Jon Heron posted on Thursday, April 30, 2015 - 3:39 am
sorry to dredge this up again but I am searching for some clarity in what I find to be contradictory messages.
In Lanza's LTB method paper (2013) we are informed that if a distal outcome is binary, the various options for its inclusion in a (one-step) model are mathematically equivalent.
We are then given the impression in a number of places including Lanza's paper and Mplus webnote 15 that the covariate approach somehow protects the latent variable from distortion.
I'm attempting to align these two pieces of information in my mind.
It seems to me that including distal outcome Y as a covariate will always impact on the estimation of C (hence the popularity of three-step methods) however when Y is not binary, the covariate approach will impact C *less* due to different assumptions. This is demonstrated nicely with your webnote example of a bimodal continuous Y. This has a greater impact on C when treated as an indicator, nevertheless C will still be affected, to a lesser extent, when Y is a covariate.
There are obviously other differences to Y being treated as a dependent variable, e.g. its role in fit indices and the impact of any missing data using ML methods.
many thanks for your thoughts
Jon Heron posted on Thursday, April 30, 2015 - 7:30 am
Clarification: when Y is continuous, its inclusion as a covariate is likely to have less on an impact than its inclusion as a class indicator.
"the covariate approach somehow protects the latent variable from distortion."
do you mean the Lanza method?
Jon Heron posted on Thursday, April 30, 2015 - 11:38 pm
no I am thinking one-step for all of this.
There are places in the recent literature to suggest that one-step with a covariate will not distort C whilst including the same covariate as a class indicator will impact C.

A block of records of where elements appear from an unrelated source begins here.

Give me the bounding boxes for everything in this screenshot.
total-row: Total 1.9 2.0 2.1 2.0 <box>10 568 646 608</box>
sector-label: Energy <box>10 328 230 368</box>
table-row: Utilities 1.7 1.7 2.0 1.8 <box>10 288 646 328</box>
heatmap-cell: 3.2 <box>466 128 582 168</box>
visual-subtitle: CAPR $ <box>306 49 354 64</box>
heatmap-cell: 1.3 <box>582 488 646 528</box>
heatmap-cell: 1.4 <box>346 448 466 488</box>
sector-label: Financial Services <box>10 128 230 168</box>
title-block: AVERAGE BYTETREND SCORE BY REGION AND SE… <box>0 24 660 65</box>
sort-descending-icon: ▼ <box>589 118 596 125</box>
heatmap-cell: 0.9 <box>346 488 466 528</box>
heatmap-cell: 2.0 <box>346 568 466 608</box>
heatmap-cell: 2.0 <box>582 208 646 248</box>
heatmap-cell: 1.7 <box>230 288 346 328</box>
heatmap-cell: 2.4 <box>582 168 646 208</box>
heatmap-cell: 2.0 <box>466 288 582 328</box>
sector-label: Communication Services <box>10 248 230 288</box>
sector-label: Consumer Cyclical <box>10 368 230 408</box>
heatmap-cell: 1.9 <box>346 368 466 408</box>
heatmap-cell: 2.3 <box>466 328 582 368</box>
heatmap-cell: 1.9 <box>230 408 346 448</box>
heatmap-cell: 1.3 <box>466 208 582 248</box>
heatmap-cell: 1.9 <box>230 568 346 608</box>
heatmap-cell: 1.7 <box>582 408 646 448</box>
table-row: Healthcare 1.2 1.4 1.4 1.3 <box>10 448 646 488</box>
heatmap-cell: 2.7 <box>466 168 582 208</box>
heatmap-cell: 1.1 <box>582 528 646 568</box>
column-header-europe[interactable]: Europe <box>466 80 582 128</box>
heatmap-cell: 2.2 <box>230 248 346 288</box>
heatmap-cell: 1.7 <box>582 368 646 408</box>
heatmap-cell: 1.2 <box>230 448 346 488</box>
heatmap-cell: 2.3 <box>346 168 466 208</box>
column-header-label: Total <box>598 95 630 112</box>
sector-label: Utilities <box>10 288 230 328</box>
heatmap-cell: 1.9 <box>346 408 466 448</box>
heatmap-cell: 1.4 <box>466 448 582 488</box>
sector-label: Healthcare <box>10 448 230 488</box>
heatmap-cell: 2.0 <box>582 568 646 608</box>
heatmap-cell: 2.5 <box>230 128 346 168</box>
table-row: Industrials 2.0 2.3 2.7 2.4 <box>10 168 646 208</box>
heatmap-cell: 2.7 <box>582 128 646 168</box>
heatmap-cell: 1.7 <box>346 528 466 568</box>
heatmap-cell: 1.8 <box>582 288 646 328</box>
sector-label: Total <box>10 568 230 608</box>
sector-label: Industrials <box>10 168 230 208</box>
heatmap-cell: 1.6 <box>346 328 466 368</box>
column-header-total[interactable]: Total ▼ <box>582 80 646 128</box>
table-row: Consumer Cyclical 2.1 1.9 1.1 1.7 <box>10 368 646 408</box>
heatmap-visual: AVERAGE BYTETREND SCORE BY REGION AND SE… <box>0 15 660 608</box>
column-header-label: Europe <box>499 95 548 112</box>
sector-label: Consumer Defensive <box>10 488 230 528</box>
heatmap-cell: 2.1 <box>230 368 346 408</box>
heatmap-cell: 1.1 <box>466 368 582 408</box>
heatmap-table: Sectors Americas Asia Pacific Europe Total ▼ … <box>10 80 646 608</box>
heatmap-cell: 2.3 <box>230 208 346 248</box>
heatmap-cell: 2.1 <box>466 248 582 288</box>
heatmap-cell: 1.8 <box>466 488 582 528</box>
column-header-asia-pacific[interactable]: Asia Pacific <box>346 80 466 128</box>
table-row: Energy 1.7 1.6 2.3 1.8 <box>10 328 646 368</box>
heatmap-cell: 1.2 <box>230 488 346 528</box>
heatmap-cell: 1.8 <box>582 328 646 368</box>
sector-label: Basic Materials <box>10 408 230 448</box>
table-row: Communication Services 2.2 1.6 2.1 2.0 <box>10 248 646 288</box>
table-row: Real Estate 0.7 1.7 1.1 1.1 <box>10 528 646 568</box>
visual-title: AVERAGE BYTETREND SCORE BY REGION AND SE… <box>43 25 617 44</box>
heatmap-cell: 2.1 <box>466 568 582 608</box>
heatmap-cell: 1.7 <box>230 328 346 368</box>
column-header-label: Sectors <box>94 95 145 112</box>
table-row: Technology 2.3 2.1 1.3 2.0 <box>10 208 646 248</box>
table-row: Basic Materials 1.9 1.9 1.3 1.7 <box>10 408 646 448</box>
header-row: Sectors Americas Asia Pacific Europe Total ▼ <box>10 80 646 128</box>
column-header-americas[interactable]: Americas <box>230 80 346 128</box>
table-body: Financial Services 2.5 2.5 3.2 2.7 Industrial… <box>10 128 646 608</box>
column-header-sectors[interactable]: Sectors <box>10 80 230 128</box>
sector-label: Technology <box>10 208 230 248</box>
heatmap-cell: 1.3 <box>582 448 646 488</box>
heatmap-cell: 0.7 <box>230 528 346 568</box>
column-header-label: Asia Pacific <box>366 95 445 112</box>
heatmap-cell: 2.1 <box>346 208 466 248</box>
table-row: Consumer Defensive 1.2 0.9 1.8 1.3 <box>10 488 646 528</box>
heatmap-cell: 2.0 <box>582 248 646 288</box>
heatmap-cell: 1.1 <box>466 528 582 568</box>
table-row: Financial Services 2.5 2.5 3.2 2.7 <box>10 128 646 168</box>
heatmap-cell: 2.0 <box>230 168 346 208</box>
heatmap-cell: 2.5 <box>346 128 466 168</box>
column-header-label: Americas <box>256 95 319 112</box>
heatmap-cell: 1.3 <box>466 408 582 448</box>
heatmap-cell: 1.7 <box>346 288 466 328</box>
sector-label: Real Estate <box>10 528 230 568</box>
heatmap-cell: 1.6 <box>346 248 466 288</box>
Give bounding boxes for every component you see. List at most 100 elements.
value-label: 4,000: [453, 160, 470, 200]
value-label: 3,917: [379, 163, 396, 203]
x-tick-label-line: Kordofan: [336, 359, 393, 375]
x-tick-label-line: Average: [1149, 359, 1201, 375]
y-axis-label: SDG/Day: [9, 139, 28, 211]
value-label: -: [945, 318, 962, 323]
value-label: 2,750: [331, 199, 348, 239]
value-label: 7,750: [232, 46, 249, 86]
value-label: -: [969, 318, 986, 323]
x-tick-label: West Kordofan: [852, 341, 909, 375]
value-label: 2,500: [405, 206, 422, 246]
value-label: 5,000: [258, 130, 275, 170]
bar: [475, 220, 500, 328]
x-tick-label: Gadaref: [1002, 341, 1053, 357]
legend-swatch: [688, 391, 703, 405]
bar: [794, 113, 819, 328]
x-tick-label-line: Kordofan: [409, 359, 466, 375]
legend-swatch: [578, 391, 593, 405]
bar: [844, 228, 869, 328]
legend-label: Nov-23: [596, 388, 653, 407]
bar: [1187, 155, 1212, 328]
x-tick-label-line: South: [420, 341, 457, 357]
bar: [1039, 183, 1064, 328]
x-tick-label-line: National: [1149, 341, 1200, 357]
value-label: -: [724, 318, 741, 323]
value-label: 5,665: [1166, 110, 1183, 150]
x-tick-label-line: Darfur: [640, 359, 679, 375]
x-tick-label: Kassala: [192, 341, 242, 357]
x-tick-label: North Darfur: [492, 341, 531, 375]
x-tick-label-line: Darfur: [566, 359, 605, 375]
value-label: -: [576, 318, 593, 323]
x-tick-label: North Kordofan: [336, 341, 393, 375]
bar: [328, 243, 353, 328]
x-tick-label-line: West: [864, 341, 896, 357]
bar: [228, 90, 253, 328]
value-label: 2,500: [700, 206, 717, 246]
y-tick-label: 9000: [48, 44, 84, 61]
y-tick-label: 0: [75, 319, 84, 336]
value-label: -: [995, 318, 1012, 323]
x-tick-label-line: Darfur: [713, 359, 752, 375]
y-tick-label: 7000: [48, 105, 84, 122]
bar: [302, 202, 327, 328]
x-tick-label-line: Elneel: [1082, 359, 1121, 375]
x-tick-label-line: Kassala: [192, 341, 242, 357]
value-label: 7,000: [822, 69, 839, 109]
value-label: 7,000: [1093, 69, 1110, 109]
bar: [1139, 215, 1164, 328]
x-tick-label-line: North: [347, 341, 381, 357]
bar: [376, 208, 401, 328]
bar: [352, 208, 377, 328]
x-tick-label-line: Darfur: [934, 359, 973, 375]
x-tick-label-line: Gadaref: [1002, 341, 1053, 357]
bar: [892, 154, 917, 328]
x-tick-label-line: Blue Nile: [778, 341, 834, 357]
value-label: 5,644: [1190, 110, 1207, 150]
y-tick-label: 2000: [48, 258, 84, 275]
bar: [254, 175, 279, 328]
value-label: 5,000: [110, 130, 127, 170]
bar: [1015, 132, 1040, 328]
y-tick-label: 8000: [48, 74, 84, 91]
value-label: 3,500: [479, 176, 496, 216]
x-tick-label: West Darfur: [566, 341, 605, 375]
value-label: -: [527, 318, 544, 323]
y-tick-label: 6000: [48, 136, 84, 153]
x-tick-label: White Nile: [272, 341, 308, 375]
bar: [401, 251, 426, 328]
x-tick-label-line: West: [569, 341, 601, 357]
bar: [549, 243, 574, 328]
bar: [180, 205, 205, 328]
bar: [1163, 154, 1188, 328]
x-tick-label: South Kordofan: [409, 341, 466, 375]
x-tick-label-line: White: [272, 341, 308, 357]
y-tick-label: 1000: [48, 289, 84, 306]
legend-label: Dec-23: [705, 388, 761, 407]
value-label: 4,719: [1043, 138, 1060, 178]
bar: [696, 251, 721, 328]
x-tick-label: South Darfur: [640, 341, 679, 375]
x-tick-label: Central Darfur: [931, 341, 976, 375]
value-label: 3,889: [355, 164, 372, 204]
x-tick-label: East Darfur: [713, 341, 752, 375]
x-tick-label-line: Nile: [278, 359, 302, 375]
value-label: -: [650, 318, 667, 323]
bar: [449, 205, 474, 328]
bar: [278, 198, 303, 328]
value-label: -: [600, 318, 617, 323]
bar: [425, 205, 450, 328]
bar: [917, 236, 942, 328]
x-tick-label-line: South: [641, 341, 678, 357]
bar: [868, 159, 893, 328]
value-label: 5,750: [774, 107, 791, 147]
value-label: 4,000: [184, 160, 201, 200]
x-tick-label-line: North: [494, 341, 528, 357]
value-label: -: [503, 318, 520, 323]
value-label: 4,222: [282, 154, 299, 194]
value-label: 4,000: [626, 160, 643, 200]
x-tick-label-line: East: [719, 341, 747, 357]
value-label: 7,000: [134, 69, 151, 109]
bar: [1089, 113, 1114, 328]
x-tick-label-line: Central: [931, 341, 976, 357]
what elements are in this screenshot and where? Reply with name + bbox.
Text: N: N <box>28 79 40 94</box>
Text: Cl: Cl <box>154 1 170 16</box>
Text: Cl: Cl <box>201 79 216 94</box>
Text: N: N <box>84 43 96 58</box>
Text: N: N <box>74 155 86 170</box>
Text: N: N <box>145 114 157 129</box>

As I understand it, all variables, whether covariate or indicator will effect C. The comments I have seen are actually referring to the case of this additional variable Y being continuous and crucially - the situation where the within-class distribution of Y is not Gaussian. In this instance the indicator method for Y will severely distort the estimation of C, whilst the effect on C of including Y as a covariate will be more moderate.
You should take a look at http://statmodel.com/examples/webnotes/webnote21.pdf Table 6 and 7 summarize the latest. In particular Lanza's method with continuous Y distribution is no longer recommended due to problems that occur when the variance of Y varies across class, see Table 3. The new BCH method or the 3-stage method should work better in that case. The DCAT option for categorical distal works well and is based on Lanza's method and the observation you mention that "one-step with a covariate will not distort C whilst including the same covariate as a class indicator will impact C".
Jon Heron posted on Saturday, May 02, 2015 - 3:50 am
so you agree with that observation?
this is what I am challenging. With a one-step any covariate or outcome has the potential to affect C, however the only time we may have problems - a major distortion of C rather than a subtle tweak - is for continuous outcomes with awkward within-class distributions.